As an adult, Bradshaw has continued to work on environmental justice and progressive causes, including union organizing, according to her LinkedIn page. Her campaign did not provide additional information.

A full spectrum of prominent center-progressive politicians and organizations have endorsed Bradshaw. These include former Democratic presidential contenders Pete Buttigieg, Sens. Bernie Sanders of Vermont and Elizabeth Warren of Massachusetts, the Sierra Club and all five Tennessee chapters of the Democratic Socialists of America.

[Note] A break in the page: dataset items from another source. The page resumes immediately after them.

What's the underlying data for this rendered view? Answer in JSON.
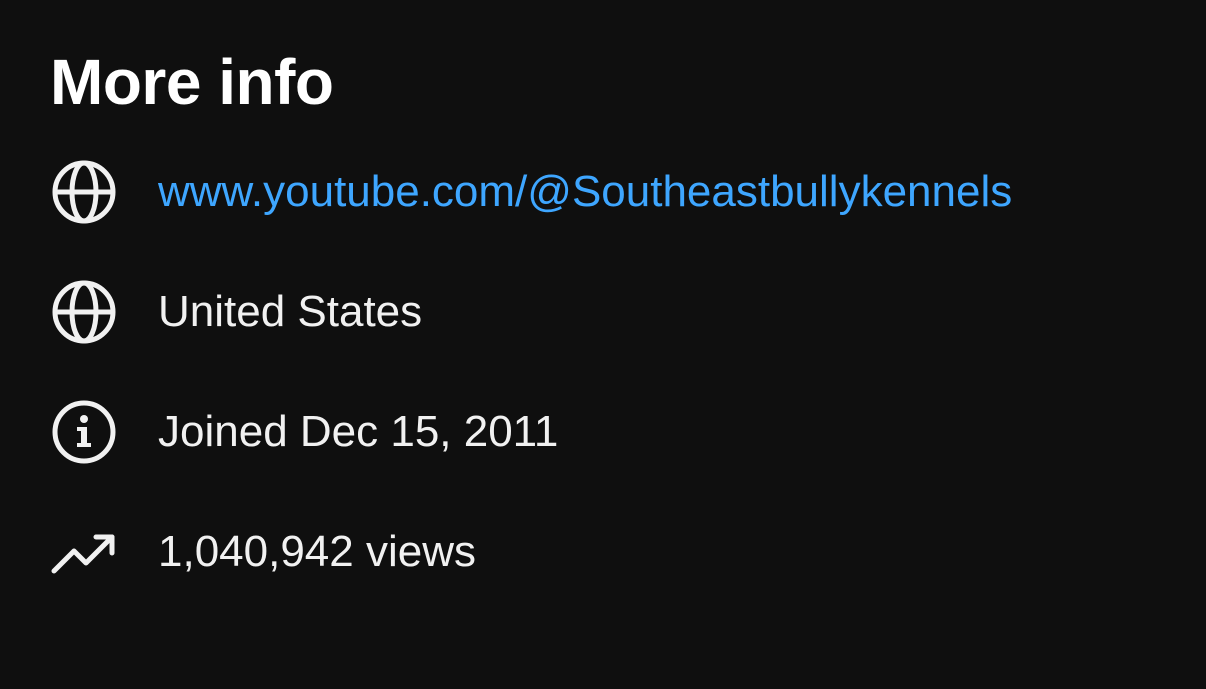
{
  "section": {
    "title": "More info"
  },
  "info_rows": [
    {
      "icon": "globe-icon",
      "text": "www.youtube.com/@Southeastbullykennels",
      "is_link": true
    },
    {
      "icon": "globe-icon",
      "text": "United States",
      "is_link": false
    },
    {
      "icon": "info-icon",
      "text": "Joined Dec 15, 2011",
      "is_link": false
    },
    {
      "icon": "trending-up-icon",
      "text": "1,040,942 views",
      "is_link": false
    }
  ],
  "colors": {
    "background": "#0f0f0f",
    "text": "#f1f1f1",
    "link": "#3ea6ff"
  }
}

In her endorsement, Warren said she was proud to back Bradshaw as “a lifelong community organizer and environmental justice advocate who understands the importance of people-powered politics and giving hard-working folks a voice in Washington.”

The youth-led Sunrise Movement for climate action has also endorsed Bradshaw, and the group’s several Tennessee chapters have been phone-banking to get out the vote on her behalf. Hale Masaki, a Sunrise campaign organizer leading that effort, said the volunteers are usually able to get voters’ attention by “being very upfront about why Marquita is running and what her platform is about.”

Masaki said that when Sunrise volunteers talk with prospective voters, many agree that the unprecedented wildfires on the West Coast and the severe hurricane season battering the Southeast are evidence that “climate change is affecting us in tangible ways right now.” 

Even in deeply Republican Tennessee, he hopes, it won’t take “anything more than that” to send Bradshaw to the Senate in 2021.